Grondslag sluiting koopwoning

Op grond van artikel 13b, eerste lid, van de Opiumwet, is de burgemeester bevoegd tot oplegging van een last onder bestuursdwang indien in woningen of lokalen dan wel in of op bij woningen of zodanige lokalen behorende erven een middel als bedoeld in lijst I of II wordt verkocht, afgeleverd of verstrekt dan wel daartoe aanwezig is.

Evenredigheids- en gelijkheids-, en motiveringsbeginsel

Door de advocaat van de huiseigenaar was aangevoerd dat de gemeente voor de uitvoering van de bevoegdheid krachtens artikel 13b, eerste lid, van de Opiumwet geen beleidsregels heeft vastgesteld en gepubliceerd, terwijl daaraan in de media en in de beschikbare stukken wel aan wordt gerefereerd door verweerder. Verzoeker heeft gesteld dat dit in strijd is met de zorgvuldige voorbereiding van het nemen van besluiten, alsmede in strijd is met het vertrouwensbeginsel, omdat er bij verzoeker niets bekend is over de wijze van handhaving van verweerder in dit soort situaties. Verder is aangevoerd dat geen sprake is geweest van een op de omstandigheden van het geval toegespitste motivering.

Dat verweer werd nog verworpen door de rechter. Volgens de voorzieningenrechter heeft de gemeente bij het uitoefenen van zijn bevoegdheid op grond van artikel 13b, eerste lid, van de Opiumwet beleidsvrijheid, waardoor de rechter de invulling van die bevoegdheid door de burgemeester daarom terughoudend moet toetsen.
Van een verplichting tot het vaststellen van beleidsregels ten aanzien van het gebruikmaken van de bevoegdheid tot handhaven is  geen sprake in dit geval, zo overweegt de voorzieningenrechter.. Dat er beleidsregels in voorbereiding zijn maakt niet dat die nu al bekend gemaakt kunnen worden.

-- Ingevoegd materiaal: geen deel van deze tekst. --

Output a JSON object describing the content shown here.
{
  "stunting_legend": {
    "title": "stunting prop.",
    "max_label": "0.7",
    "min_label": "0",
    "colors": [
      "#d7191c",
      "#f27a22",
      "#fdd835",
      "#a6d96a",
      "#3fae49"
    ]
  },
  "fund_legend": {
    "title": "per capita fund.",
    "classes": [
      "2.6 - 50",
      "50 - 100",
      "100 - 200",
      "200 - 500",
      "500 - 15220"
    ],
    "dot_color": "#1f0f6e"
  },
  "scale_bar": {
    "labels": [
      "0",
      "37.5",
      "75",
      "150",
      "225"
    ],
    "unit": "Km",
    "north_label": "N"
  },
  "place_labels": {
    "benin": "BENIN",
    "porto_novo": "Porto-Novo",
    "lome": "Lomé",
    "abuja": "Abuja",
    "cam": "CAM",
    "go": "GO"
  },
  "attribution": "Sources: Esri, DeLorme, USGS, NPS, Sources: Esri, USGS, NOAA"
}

Wel moet bij een besluit tot toepassing van artikel 13b, eerste lid, van de Opiumwet volgens de voorzieningenrechter sprake zijn van eerbiediging van het evenredigheids- en gelijkheidsbeginsel en dient een dergelijk besluit voorzien te zijn van een deugdelijke motivering, waarbij de door verweerder gemaakte belangenafweging inzichtelijk wordt gemaakt. De voorzieningenrechter verwijst in dit verband naar de uitspraak van de AbRS van 11 december 2013 (vindplaats: ECLI: NL:RVS:2013:2365).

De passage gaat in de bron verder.